Design/methods: We screened infants at Shirati KMT hospital for SCD using HemoTypeSC, an inexpensive point-of-care test. Infants who screened positive were enrolled in the SCD clinic and instructed to return at 6-12 weeks for confirmatory testing, counseling, and preventive care.
Results: A total of 999 newborns were screened from February to September 2019. Among these, 31.6% (315/999) had sickle cell trait and 3.9% (39/999) had SCD. No hemoglobin C was detected. Very few parents knew their own sickle cell status (0.3%). At 5 months after completion, 12 infants from the screening study and 30 additional children had been seen at the SCD clinic for ongoing counseling and care.

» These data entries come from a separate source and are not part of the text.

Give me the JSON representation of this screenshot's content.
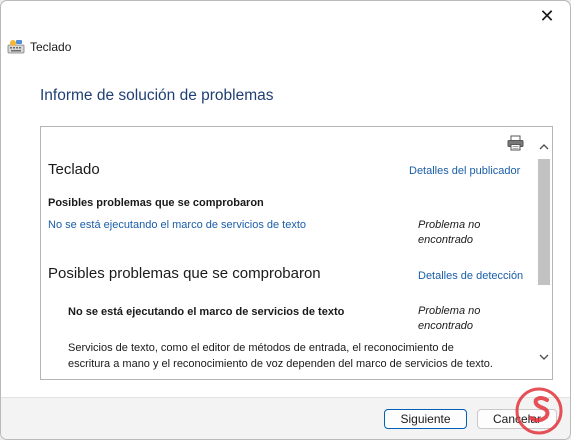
{
  "window": {
    "title": "Teclado",
    "close_glyph": "✕"
  },
  "report": {
    "heading": "Informe de solución de problemas",
    "section1": {
      "title": "Teclado",
      "publisher_link": "Detalles del publicador",
      "subheading": "Posibles problemas que se comprobaron",
      "issue_link": "No se está ejecutando el marco de servicios de texto",
      "issue_status": "Problema no encontrado"
    },
    "section2": {
      "title": "Posibles problemas que se comprobaron",
      "detection_link": "Detalles de detección",
      "issue_label": "No se está ejecutando el marco de servicios de texto",
      "issue_status": "Problema no encontrado",
      "description": "Servicios de texto, como el editor de métodos de entrada, el reconocimiento de escritura a mano y el reconocimiento de voz dependen del marco de servicios de texto."
    }
  },
  "footer": {
    "next_label": "Siguiente",
    "cancel_label": "Cancelar"
  },
  "watermark": {
    "text": "S"
  },
  "colors": {
    "link": "#1a5ea8",
    "heading": "#1f3f73",
    "primary_border": "#005fb8",
    "watermark": "#e2323b"
  },
  "icons": [
    "close-icon",
    "keyboard-app-icon",
    "printer-icon",
    "scroll-up-icon",
    "scroll-down-icon"
  ]
}
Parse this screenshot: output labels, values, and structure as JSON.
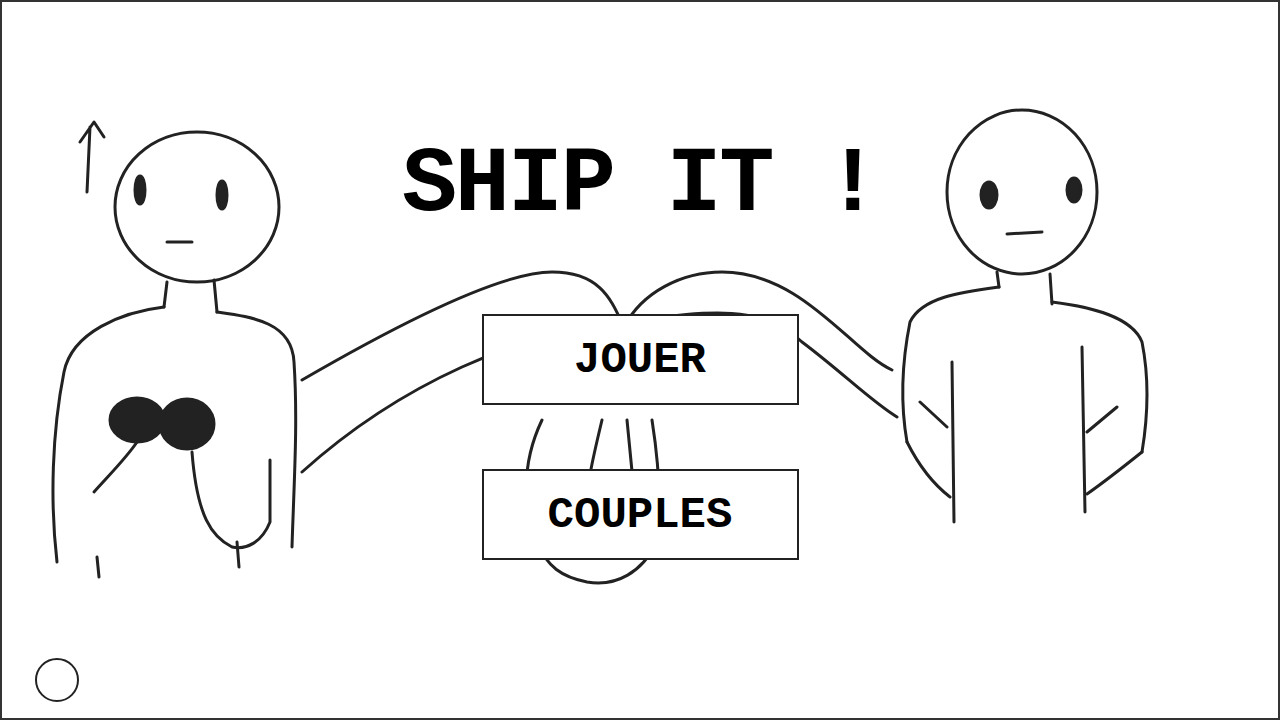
{
  "title": "SHIP IT !",
  "menu": [
    {
      "label": "JOUER"
    },
    {
      "label": "COUPLES"
    }
  ]
}
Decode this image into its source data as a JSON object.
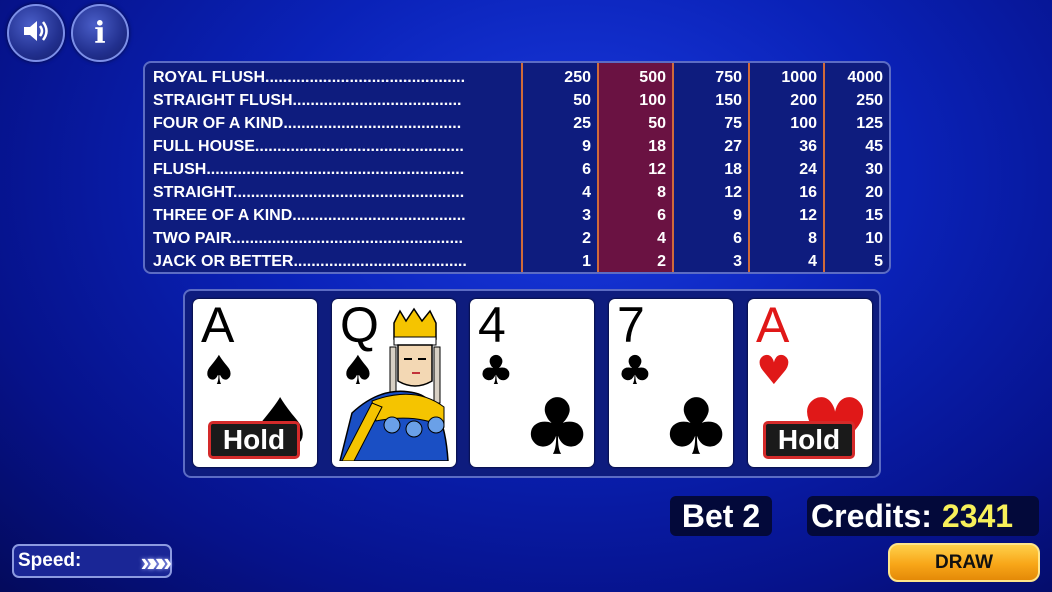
{
  "controls": {
    "sound_icon": "speaker-icon",
    "info_label": "i"
  },
  "paytable": {
    "hands": [
      "ROYAL FLUSH.............................................",
      "STRAIGHT FLUSH......................................",
      "FOUR OF A KIND........................................",
      "FULL HOUSE...............................................",
      "FLUSH..........................................................",
      "STRAIGHT....................................................",
      "THREE OF A KIND.......................................",
      "TWO PAIR....................................................",
      "JACK OR BETTER.......................................",
      "",
      ""
    ],
    "columns": [
      [
        "250",
        "50",
        "25",
        "9",
        "6",
        "4",
        "3",
        "2",
        "1"
      ],
      [
        "500",
        "100",
        "50",
        "18",
        "12",
        "8",
        "6",
        "4",
        "2"
      ],
      [
        "750",
        "150",
        "75",
        "27",
        "18",
        "12",
        "9",
        "6",
        "3"
      ],
      [
        "1000",
        "200",
        "100",
        "36",
        "24",
        "16",
        "12",
        "8",
        "4"
      ],
      [
        "4000",
        "250",
        "125",
        "45",
        "30",
        "20",
        "15",
        "10",
        "5"
      ]
    ],
    "active_column": 1
  },
  "cards": [
    {
      "rank": "A",
      "suit": "♠",
      "color": "#000000",
      "held": true,
      "face": false
    },
    {
      "rank": "Q",
      "suit": "♠",
      "color": "#000000",
      "held": false,
      "face": true
    },
    {
      "rank": "4",
      "suit": "♣",
      "color": "#000000",
      "held": false,
      "face": false
    },
    {
      "rank": "7",
      "suit": "♣",
      "color": "#000000",
      "held": false,
      "face": false
    },
    {
      "rank": "A",
      "suit": "♥",
      "color": "#e01818",
      "held": true,
      "face": false
    }
  ],
  "hold_label": "Hold",
  "bet": {
    "label": "Bet 2"
  },
  "credits": {
    "label": "Credits:",
    "value": "2341"
  },
  "speed": {
    "label": "Speed:",
    "arrows": "»»»"
  },
  "draw_label": "DRAW"
}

Conclusions: Birth prevalence of SCD in rural Tanzania is extremely high and community awareness is low. Newborn point-of-care testing enhances case finding and enables early enrollment in preventive care for SCD, even in rural sub-Saharan Africa with minimal laboratory capacity. SCD-specific clinical services implemented at the district hospital level could expand access to many children and significantly reduce early SCD morbidity and mortality.
Keywords: linkage-to-care; newborn screening; prevalence; sickle cell disease; sub-Saharan Africa.